As a Generation Y human with an Internet connection, I can only process information if it is represented in lists whose titles begin with “The 10 most amazing...” and include cats, or in comparative graphs that are preferably animated and can edutain me via a gadget that I can fondle in public.

Admittedly, I still haven’t quite worked my way up to revering Beyonce as the embodiment of the sacred feminine; I am not fully integrated in the matrix yet.

Recently, I did stumble on some information that attracted me by making it appear that Tanzanian women are holding it down in the area of politics.

This I learned from an infographic (not animated, shame on them) distributed online by the BBC, highlighting some of the findings of the World Economic Forum’s 2013 Gender Report.

The exciting parts of the report were the sub-indices and graphs of the report itself that showed three areas in which we’re doing impressively well.

Labour: Almost full gender parity, which is excellent, and makes me wonder about where to look for information about income by gender. Primary school enrolment is also almost at full gender parity, with the result that literacy rates amongst women are also very high.

And that’s as good as it gets. The political participation indicators, on closer inspection, seem to contradict the overall conclusion made just a paragraph or two ago that politics is the area in which we have really challenged this gender divide.

Colour me surprised. There is a tiny graph at the bottom of the Tanzania page report which shows women’s political empowerment inching up painfully slowly since 2006, lagging very far behind the gains made in health, education and economic participation. What’s not happening here?

The entertainment industry is full of admirably successful women slinging opinions, crooning at us, refining and redefining local standards of beauty and intellect and all that entails.

Over the course of the Fourth Administration it has become normal to encounter women politicians of all stripes at all different levels of government. And yet we’re...not really empowered yet? Oh, wait, I think I just stumbled on something there, would that be... um, patriarchy?

Couple of months ago my representative in parliament, Halima Mdee (Kawe-Chadema) tried to come up with some positive energy when she was ambushed by an overly-enthusiastic radio journalist who wanted to know her opinion on whether Tanzania is ready for a female president.

She sounded tired but bravely flew the flag of optimism.

I happen to agree with her, we are ready to have a woman as Head of State. And because it is still a man’s world, a woman president wouldn’t make all that much difference to the status quo on her own.

Decades of women’s representation in parliament through special seats and we still cannot protect young girls from early marriage, curb domestic violence, guarantee safe childbirth, etcetera?
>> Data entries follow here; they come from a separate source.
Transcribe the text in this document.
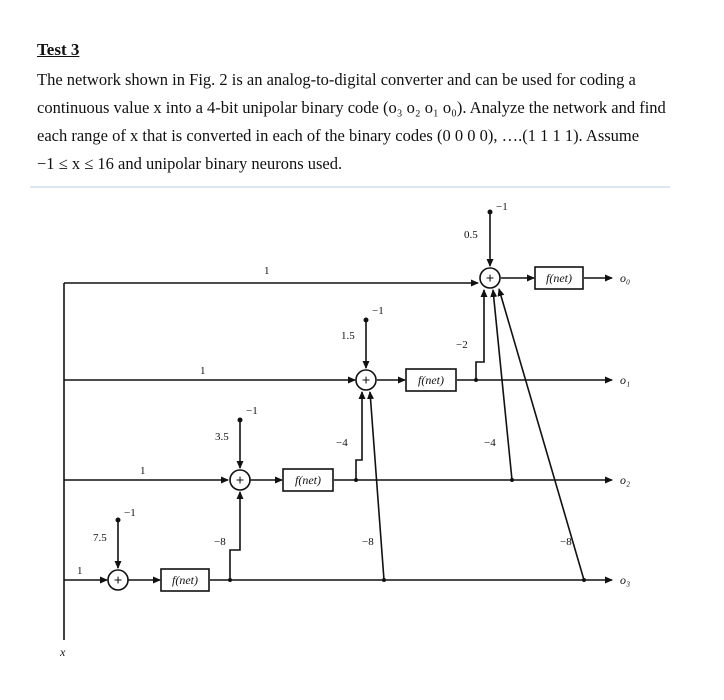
Test 3
The network shown in Fig. 2 is an analog-to-digital converter and can be used for coding a
continuous value x into a 4-bit unipolar binary code (o₃ o₂ o₁ o₀). Analyze the network and find
each range of x that is converted in each of the binary codes (0 0 0 0), ….(1 1 1 1). Assume
−1 ≤ x ≤ 16 and unipolar binary neurons used.
+
+
+
+
f(net)
f(net)
f(net)
f(net)	o₀
o₁
o₂
o₃
x
1
1
1
1
7.5
3.5
1.5
0.5
−1
−1
−1
−1
−8	−8	−8
−4	−4
−2
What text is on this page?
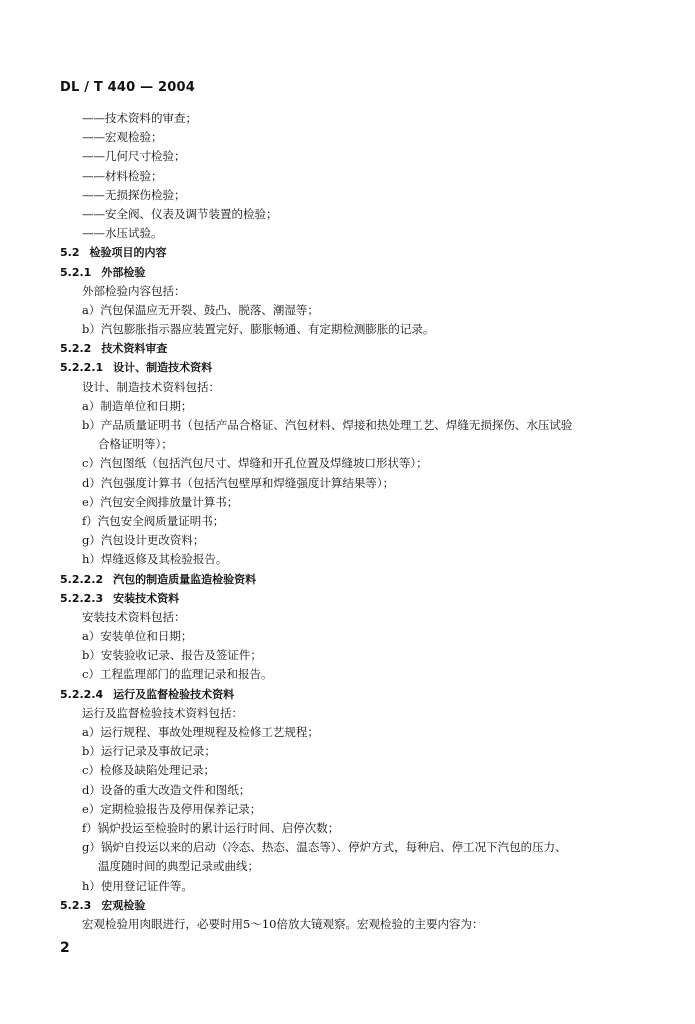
DL / T 440 — 2004
——技术资料的审查；
——宏观检验；
——几何尺寸检验；
——材料检验；
——无损探伤检验；
——安全阀、仪表及调节装置的检验；
——水压试验。
5.2 检验项目的内容
5.2.1 外部检验
外部检验内容包括：
a）汽包保温应无开裂、鼓凸、脱落、潮湿等；
b）汽包膨胀指示器应装置完好、膨胀畅通、有定期检测膨胀的记录。
5.2.2 技术资料审查
5.2.2.1 设计、制造技术资料
设计、制造技术资料包括：
a）制造单位和日期；
b）产品质量证明书（包括产品合格证、汽包材料、焊接和热处理工艺、焊缝无损探伤、水压试验
合格证明等）；
c）汽包图纸（包括汽包尺寸、焊缝和开孔位置及焊缝坡口形状等）；
d）汽包强度计算书（包括汽包壁厚和焊缝强度计算结果等）；
e）汽包安全阀排放量计算书；
f）汽包安全阀质量证明书；
g）汽包设计更改资料；
h）焊缝返修及其检验报告。
5.2.2.2 汽包的制造质量监造检验资料
5.2.2.3 安装技术资料
安装技术资料包括：
a）安装单位和日期；
b）安装验收记录、报告及签证件；
c）工程监理部门的监理记录和报告。
5.2.2.4 运行及监督检验技术资料
运行及监督检验技术资料包括：
a）运行规程、事故处理规程及检修工艺规程；
b）运行记录及事故记录；
c）检修及缺陷处理记录；
d）设备的重大改造文件和图纸；
e）定期检验报告及停用保养记录；
f）锅炉投运至检验时的累计运行时间、启停次数；
g）锅炉自投运以来的启动（冷态、热态、温态等）、停炉方式，每种启、停工况下汽包的压力、
温度随时间的典型记录或曲线；
h）使用登记证件等。
5.2.3 宏观检验
宏观检验用肉眼进行，必要时用5～10倍放大镜观察。宏观检验的主要内容为：
2
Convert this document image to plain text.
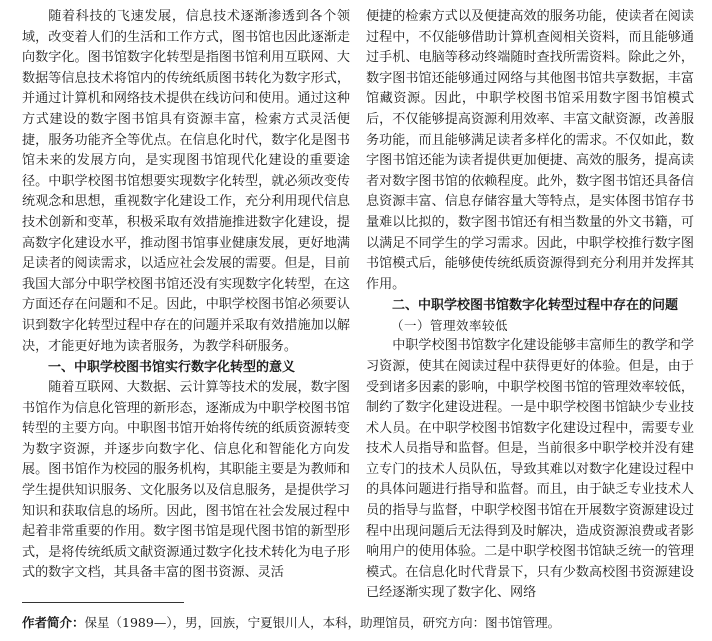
随着科技的飞速发展，信息技术逐渐渗透到各个领域，改变着人们的生活和工作方式，图书馆也因此逐渐走向数字化。图书馆数字化转型是指图书馆利用互联网、大数据等信息技术将馆内的传统纸质图书转化为数字形式，并通过计算机和网络技术提供在线访问和使用。通过这种方式建设的数字图书馆具有资源丰富，检索方式灵活便捷，服务功能齐全等优点。在信息化时代，数字化是图书馆未来的发展方向，是实现图书馆现代化建设的重要途径。中职学校图书馆想要实现数字化转型，就必须改变传统观念和思想，重视数字化建设工作，充分利用现代信息技术创新和变革，积极采取有效措施推进数字化建设，提高数字化建设水平，推动图书馆事业健康发展，更好地满足读者的阅读需求，以适应社会发展的需要。但是，目前我国大部分中职学校图书馆还没有实现数字化转型，在这方面还存在问题和不足。因此，中职学校图书馆必须要认识到数字化转型过程中存在的问题并采取有效措施加以解决，才能更好地为读者服务，为教学科研服务。

一、中职学校图书馆实行数字化转型的意义

随着互联网、大数据、云计算等技术的发展，数字图书馆作为信息化管理的新形态，逐渐成为中职学校图书馆转型的主要方向。中职图书馆开始将传统的纸质资源转变为数字资源，并逐步向数字化、信息化和智能化方向发展。图书馆作为校园的服务机构，其职能主要是为教师和学生提供知识服务、文化服务以及信息服务，是提供学习知识和获取信息的场所。因此，图书馆在社会发展过程中起着非常重要的作用。数字图书馆是现代图书馆的新型形式，是将传统纸质文献资源通过数字化技术转化为电子形式的数字文档，其具备丰富的图书资源、灵活

便捷的检索方式以及便捷高效的服务功能，使读者在阅读过程中，不仅能够借助计算机查阅相关资料，而且能够通过手机、电脑等移动终端随时查找所需资料。除此之外，数字图书馆还能够通过网络与其他图书馆共享数据，丰富馆藏资源。因此，中职学校图书馆采用数字图书馆模式后，不仅能够提高资源利用效率、丰富文献资源，改善服务功能，而且能够满足读者多样化的需求。不仅如此，数字图书馆还能为读者提供更加便捷、高效的服务，提高读者对数字图书馆的依赖程度。此外，数字图书馆还具备信息资源丰富、信息存储容量大等特点，是实体图书馆存书量难以比拟的，数字图书馆还有相当数量的外文书籍，可以满足不同学生的学习需求。因此，中职学校推行数字图书馆模式后，能够使传统纸质资源得到充分利用并发挥其作用。

二、中职学校图书馆数字化转型过程中存在的问题

（一）管理效率较低

中职学校图书馆数字化建设能够丰富师生的教学和学习资源，使其在阅读过程中获得更好的体验。但是，由于受到诸多因素的影响，中职学校图书馆的管理效率较低，制约了数字化建设进程。一是中职学校图书馆缺少专业技术人员。在中职学校图书馆数字化建设过程中，需要专业技术人员指导和监督。但是，当前很多中职学校并没有建立专门的技术人员队伍，导致其难以对数字化建设过程中的具体问题进行指导和监督。而且，由于缺乏专业技术人员的指导与监督，中职学校图书馆在开展数字资源建设过程中出现问题后无法得到及时解决，造成资源浪费或者影响用户的使用体验。二是中职学校图书馆缺乏统一的管理模式。在信息化时代背景下，只有少数高校图书资源建设已经逐渐实现了数字化、网络

作者简介：保星（1989—），男，回族，宁夏银川人，本科，助理馆员，研究方向：图书馆管理。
What we need is that dreaded F-word in our leadership. Evidence of feminist tendencies is something for which I’ll be examining the candidates emerging on a daily basis as we inch our way towards President-the-Fifth.

In the meantime, somewhere between mainlining twerking videos and waiting for the next Marvel Comics blockbuster, I try to be grateful for the incremental gains in the gendered power struggle. We’re so much further than we were before, right? Right?